Concern has been raised about the risks of the NCHD changeover in July.

This will involve NCHDs changing employment to different hospitals all over the country, with many moving from hospitals which have had high numbers of Covid-19 cases to hospitals with no current cases. Dr Henry acknowledged this issue was under consideration in relation to the proposed testing strategy.

“I’ve had engagement with the colleges on this and have listened carefully to their concerns, and that has been reflected in the testing strategy from Dr [Lorraine] Doherty,” he said.

Some hospitals have had a high number of Covid-19 cases among their staff. For example, by mid-May, in excess of 300 staff at the Mater Misericordiae University Hospital in Dublin had tested positive for Covid-19 and a further 1,500 had self-isolated following contact tracing to protect patients, fellow staff and the public.

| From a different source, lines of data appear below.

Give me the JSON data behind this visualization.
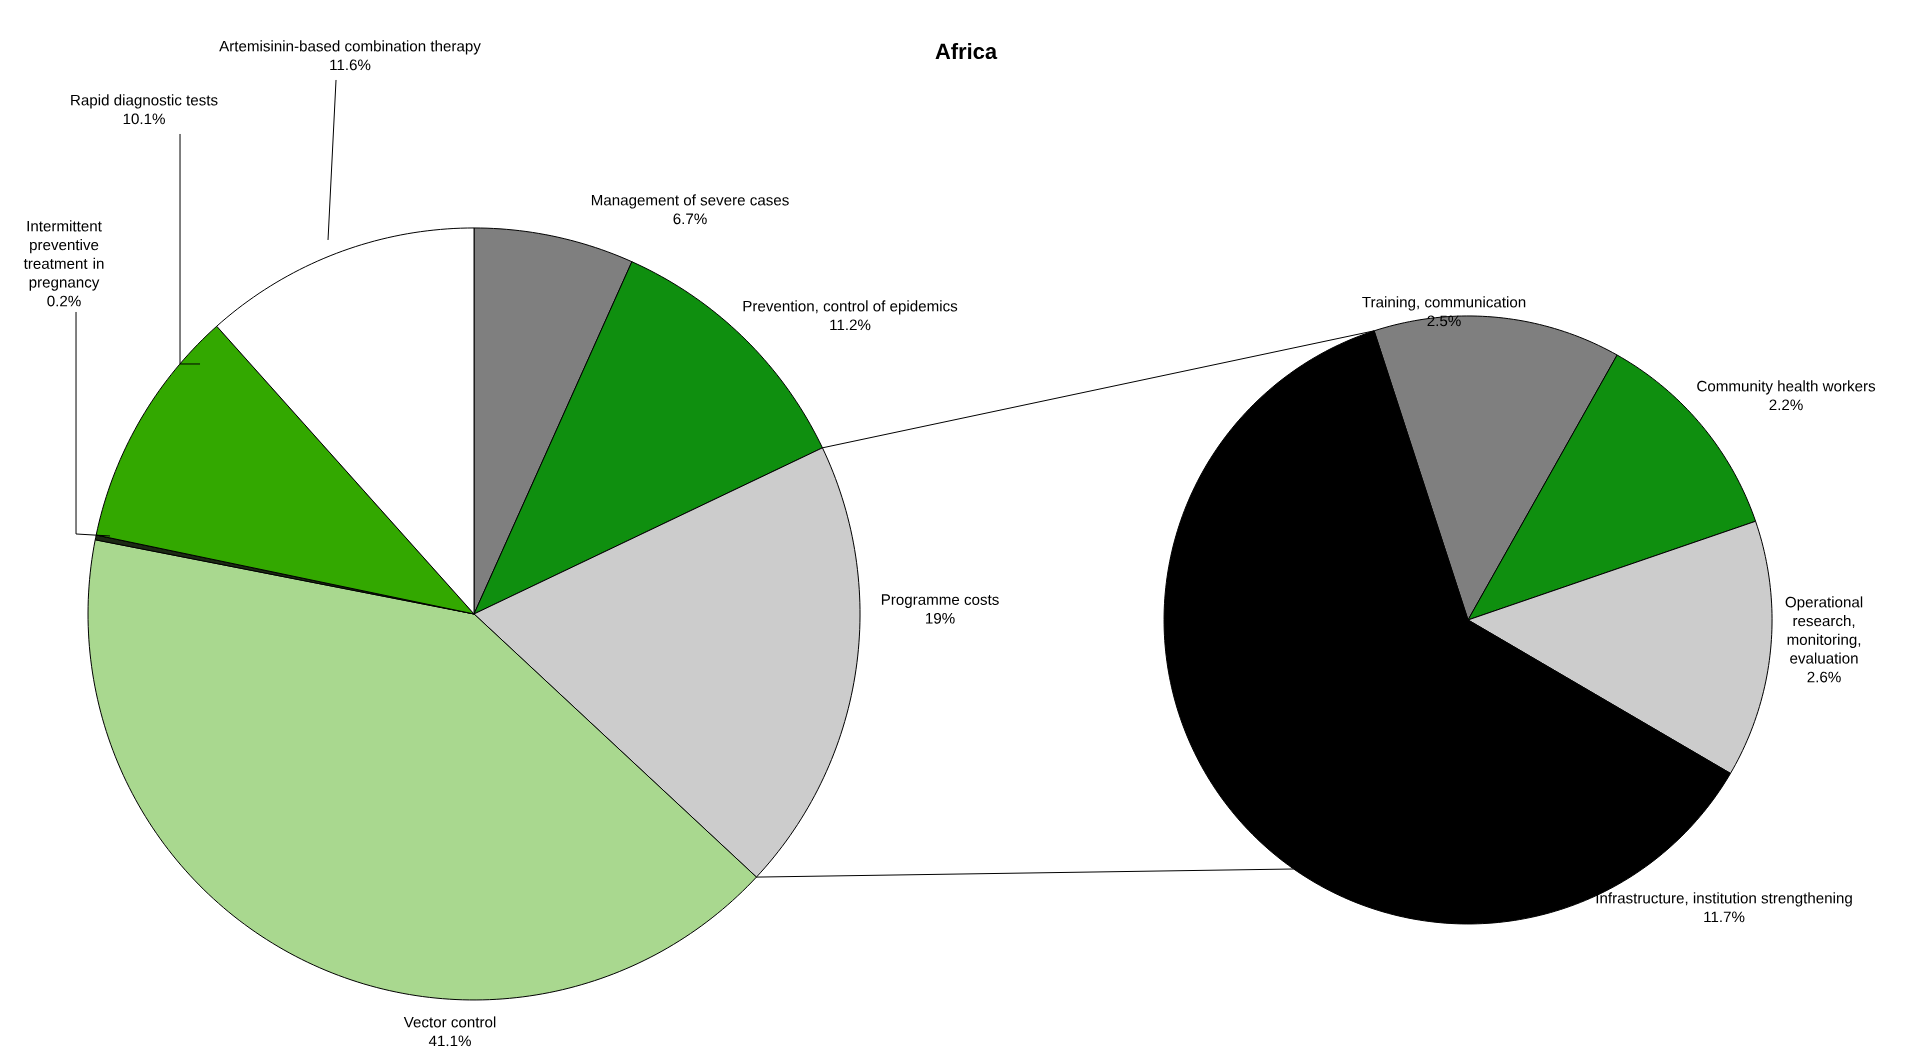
{
  "chart_data": [
    {
      "type": "pie",
      "title": "Africa",
      "categories": [
        "Management of severe cases",
        "Prevention, control of epidemics",
        "Programme costs",
        "Vector control",
        "Intermittent preventive treatment in pregnancy",
        "Rapid diagnostic tests",
        "Artemisinin-based combination therapy"
      ],
      "values": [
        6.7,
        11.2,
        19,
        41.1,
        0.2,
        10.1,
        11.6
      ],
      "value_labels": [
        "6.7%",
        "11.2%",
        "19%",
        "41.1%",
        "0.2%",
        "10.1%",
        "11.6%"
      ],
      "colors": [
        "#7f7f7f",
        "#0f8f0f",
        "#cccccc",
        "#a9d88f",
        "#1c2a14",
        "#33a800",
        "#ffffff"
      ]
    },
    {
      "type": "pie",
      "categories": [
        "Training, communication",
        "Community health workers",
        "Operational research, monitoring, evaluation",
        "Infrastructure, institution strengthening"
      ],
      "values": [
        2.5,
        2.2,
        2.6,
        11.7
      ],
      "value_labels": [
        "2.5%",
        "2.2%",
        "2.6%",
        "11.7%"
      ],
      "colors": [
        "#7f7f7f",
        "#0f8f0f",
        "#cccccc",
        "#000000"
      ]
    }
  ]
}
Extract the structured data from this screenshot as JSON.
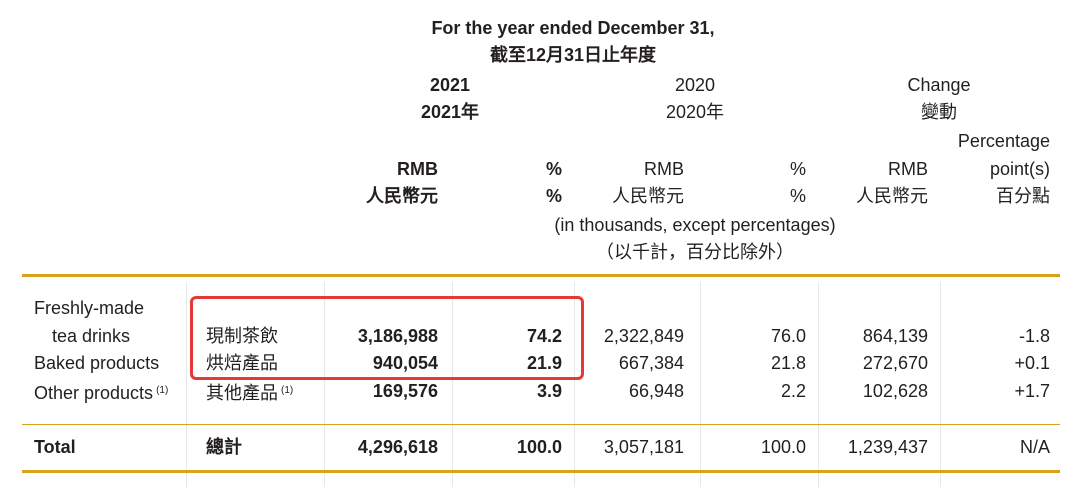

As of 20 May, there had been 53,017 appointments offered to healthcare workers for a Covid-19 test as part of community testing, show figures supplied to MI. This included people referred by their GP and those who had a test as part of the large-scale testing exercise in nursing homes.

Speaking at a HSE media briefing on 24 June, HSE CEO Mr Paul Reid urged caution on comparing healthcare worker infection rates globally. He said Ireland had adopted a “wide” definition of healthcare workers that included caterers, porters and support staff, for example. Mr Reid said some other countries only included doctors and nurses in their data.